A aplicação das verbas do Fundef (Fundo de Manutenção e Desenvolvimento do Ensino Fundamental e Valorização do Magistério) e as formas de controle público sobre os recursos disponíveis foram discutidas ontem, durante todo o dia, em evento promovido no Hotel Mabu, no centro de Curitiba.

O Fundef foi aprovado no dia 24 de dezembro de 1996, durante o governo de Fernando Henrique Cardoso, com o objetivo de custear o ensino fundamental em escolas públicas das redes municipais e estaduais.

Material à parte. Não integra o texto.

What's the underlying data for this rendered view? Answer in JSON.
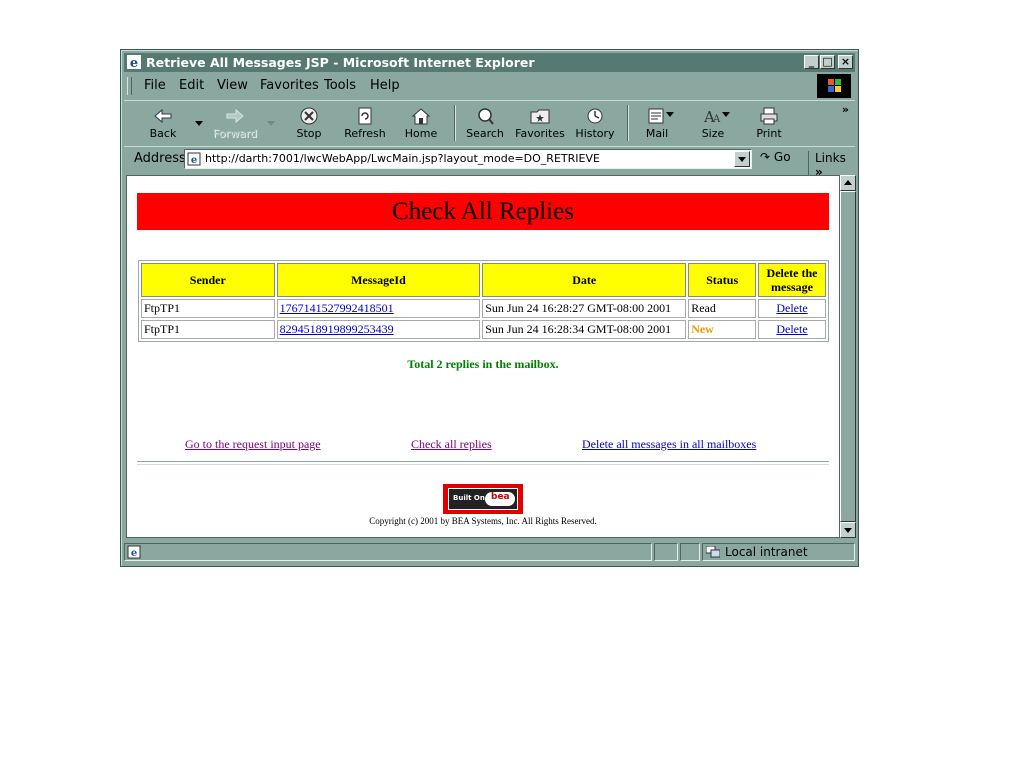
{
  "window": {
    "title": "Retrieve All Messages JSP - Microsoft Internet Explorer"
  },
  "menu": [
    "File",
    "Edit",
    "View",
    "Favorites",
    "Tools",
    "Help"
  ],
  "toolbar": {
    "back": "Back",
    "forward": "Forward",
    "stop": "Stop",
    "refresh": "Refresh",
    "home": "Home",
    "search": "Search",
    "favorites": "Favorites",
    "history": "History",
    "mail": "Mail",
    "size": "Size",
    "print": "Print"
  },
  "address": {
    "label": "Address",
    "url": "http://darth:7001/lwcWebApp/LwcMain.jsp?layout_mode=DO_RETRIEVE",
    "go": "Go",
    "links": "Links"
  },
  "page": {
    "heading": "Check All Replies",
    "table": {
      "headers": [
        "Sender",
        "MessageId",
        "Date",
        "Status",
        "Delete the message"
      ],
      "rows": [
        {
          "sender": "FtpTP1",
          "message_id": "1767141527992418501",
          "date": "Sun Jun 24 16:28:27 GMT-08:00 2001",
          "status": "Read",
          "delete": "Delete"
        },
        {
          "sender": "FtpTP1",
          "message_id": "8294518919899253439",
          "date": "Sun Jun 24 16:28:34 GMT-08:00 2001",
          "status": "New",
          "delete": "Delete"
        }
      ]
    },
    "total": "Total 2 replies in the mailbox.",
    "links": {
      "request_input": "Go to the request input page",
      "check_all": "Check all replies",
      "delete_all": "Delete all messages in all mailboxes"
    },
    "badge_text": "Built On",
    "badge_logo": "bea",
    "copyright": "Copyright (c) 2001 by BEA Systems, Inc. All Rights Reserved."
  },
  "status": {
    "zone": "Local intranet"
  },
  "colors": {
    "banner": "#ff0000",
    "header_cell": "#ffff00",
    "total_text": "#008000",
    "status_new": "#e8a000",
    "chrome": "#8aa8a0"
  }
}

Os recursos são repassados aos municípios de acordo com o número de alunos matriculados de primeira a oitava séries.

“Todo ano é realizado um estudo para identificar a quantidade de alunos matriculados e a verba necessária”, explicou o presidente do Conselho Estadual do Fundef no Paraná, Edílson Aparecido de Paula. “Este ano, o Paraná está recebendo o valor de R$ 900,00 por criança de primeira a quarta séries e de cerca de R$ 1.000,00 por estudante de quinta a oitava”.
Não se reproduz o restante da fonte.